Determine such values ​​of k that the equation system has infinitely many solutions. How many parameters these solutions depend on. $\begin{cases}x+2y-3z+t=1\\x+4y+3z+4t=-4\\x-4y-21z-8t=k\end{cases}$

$\begin{bmatrix}1&2&-3&1|&1\\1&4&3&4|&-4\\1&-4&-21&-8|&k\end{bmatrix}$...after transformations i got $\begin{bmatrix}1&2&-3&1|&1\\0&1&3&\frac{3}{2}|&-\frac{5}{2}\\0&0&1&0|&\frac{k-16}{-6}\end{bmatrix}$
I don't know what to do next to finish the task

Answer 1

If $a(x+2y-3z+t)+b(x+4y+3z+4t)=x-4y-21z-8t,$

then $a+b=1$ and $2a+4b=-4$, so $a=\color{blue}4$ and $b=\color{purple}{-3}$.

If you multiply the first equation by $\color{blue}4$ and the second equation by $\color{purple}{-3}$ and add them,

you will get the third equation when $k=\,?$

Answer 2

Hint:

1. When will the system have infinite solutions rather than no solution?

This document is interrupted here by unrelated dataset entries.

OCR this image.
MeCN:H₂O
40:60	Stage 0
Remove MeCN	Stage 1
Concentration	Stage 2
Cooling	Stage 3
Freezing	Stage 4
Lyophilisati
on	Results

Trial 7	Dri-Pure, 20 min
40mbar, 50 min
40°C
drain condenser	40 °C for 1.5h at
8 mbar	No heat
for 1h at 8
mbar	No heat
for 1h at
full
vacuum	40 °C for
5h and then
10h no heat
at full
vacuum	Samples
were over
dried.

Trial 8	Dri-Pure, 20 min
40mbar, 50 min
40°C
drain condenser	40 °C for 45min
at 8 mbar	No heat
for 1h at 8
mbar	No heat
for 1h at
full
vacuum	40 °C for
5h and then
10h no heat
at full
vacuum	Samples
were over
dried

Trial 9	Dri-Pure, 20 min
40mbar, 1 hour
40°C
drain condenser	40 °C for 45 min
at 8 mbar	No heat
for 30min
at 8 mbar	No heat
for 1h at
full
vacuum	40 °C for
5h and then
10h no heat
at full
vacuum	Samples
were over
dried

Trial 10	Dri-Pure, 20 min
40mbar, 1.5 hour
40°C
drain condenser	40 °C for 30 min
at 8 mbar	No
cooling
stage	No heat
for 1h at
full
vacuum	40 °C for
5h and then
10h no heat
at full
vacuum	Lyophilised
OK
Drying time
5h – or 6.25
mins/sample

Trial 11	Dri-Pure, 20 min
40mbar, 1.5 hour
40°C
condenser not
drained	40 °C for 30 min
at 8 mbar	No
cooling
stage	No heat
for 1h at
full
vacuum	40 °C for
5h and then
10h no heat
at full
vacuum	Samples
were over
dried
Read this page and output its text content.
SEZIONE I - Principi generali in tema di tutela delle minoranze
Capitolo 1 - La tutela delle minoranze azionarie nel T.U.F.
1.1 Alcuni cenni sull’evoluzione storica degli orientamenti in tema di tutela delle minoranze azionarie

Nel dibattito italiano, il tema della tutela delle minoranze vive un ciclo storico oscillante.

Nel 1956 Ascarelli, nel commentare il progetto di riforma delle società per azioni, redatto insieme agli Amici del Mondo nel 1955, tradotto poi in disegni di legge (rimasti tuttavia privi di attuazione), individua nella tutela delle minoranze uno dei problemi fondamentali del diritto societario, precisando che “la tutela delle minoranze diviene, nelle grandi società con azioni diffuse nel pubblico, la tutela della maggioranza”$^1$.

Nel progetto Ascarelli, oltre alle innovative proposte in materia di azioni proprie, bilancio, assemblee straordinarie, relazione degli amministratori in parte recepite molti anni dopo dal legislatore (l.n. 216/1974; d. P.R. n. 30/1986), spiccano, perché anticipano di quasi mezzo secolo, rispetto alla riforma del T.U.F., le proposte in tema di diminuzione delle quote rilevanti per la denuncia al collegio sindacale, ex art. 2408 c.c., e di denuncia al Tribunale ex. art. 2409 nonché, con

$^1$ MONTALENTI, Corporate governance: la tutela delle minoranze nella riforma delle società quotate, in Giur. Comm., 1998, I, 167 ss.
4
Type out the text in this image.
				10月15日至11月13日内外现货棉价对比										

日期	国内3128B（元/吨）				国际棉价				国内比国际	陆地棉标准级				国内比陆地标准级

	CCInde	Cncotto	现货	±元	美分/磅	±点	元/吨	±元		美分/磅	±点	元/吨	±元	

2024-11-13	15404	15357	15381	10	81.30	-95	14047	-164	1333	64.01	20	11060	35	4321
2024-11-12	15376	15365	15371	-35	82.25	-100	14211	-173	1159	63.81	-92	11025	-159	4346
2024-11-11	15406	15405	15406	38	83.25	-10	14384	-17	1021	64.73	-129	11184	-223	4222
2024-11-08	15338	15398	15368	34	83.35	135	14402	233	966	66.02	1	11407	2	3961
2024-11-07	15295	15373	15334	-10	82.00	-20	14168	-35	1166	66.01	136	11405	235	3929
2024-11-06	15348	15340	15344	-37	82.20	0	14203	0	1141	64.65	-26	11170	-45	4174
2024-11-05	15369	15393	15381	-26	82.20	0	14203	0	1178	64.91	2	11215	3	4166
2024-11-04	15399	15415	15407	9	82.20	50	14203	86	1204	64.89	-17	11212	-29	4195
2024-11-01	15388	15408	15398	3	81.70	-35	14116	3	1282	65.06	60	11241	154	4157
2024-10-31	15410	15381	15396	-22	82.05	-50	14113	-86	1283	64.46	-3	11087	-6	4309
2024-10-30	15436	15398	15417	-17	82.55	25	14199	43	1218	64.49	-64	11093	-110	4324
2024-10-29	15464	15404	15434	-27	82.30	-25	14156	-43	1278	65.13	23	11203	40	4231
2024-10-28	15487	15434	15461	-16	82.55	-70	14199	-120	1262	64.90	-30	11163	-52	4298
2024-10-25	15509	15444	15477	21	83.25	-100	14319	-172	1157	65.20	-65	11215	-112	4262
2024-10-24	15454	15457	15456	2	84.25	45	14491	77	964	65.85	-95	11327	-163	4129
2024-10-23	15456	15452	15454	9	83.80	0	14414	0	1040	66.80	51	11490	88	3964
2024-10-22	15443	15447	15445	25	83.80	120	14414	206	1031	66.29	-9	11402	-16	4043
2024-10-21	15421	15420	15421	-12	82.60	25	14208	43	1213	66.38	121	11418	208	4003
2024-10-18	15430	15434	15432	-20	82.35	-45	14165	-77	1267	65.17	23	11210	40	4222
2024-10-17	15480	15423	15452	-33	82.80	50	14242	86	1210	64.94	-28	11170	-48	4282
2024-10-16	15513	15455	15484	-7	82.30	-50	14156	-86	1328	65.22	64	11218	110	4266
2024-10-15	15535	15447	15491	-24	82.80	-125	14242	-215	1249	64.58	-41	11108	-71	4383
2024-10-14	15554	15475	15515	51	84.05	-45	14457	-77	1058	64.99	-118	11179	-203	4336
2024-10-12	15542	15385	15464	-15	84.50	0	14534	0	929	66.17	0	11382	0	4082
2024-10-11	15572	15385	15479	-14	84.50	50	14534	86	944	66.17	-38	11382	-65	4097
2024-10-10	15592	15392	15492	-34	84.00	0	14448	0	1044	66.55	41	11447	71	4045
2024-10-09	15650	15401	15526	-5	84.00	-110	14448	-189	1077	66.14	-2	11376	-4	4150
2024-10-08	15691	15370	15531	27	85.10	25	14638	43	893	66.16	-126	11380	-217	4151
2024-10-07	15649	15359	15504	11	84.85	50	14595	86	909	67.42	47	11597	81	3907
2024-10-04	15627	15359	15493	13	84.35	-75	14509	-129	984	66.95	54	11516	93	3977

Or, when will $k$ cause inconsistency of the system ($0=\text{non-zero number}$, which is impossible)? (Think: Why there cannot be a unique solution?)
2. After finding $k$ that assures the system has infinite solutions, you can solve equations by setting free parameters as usual.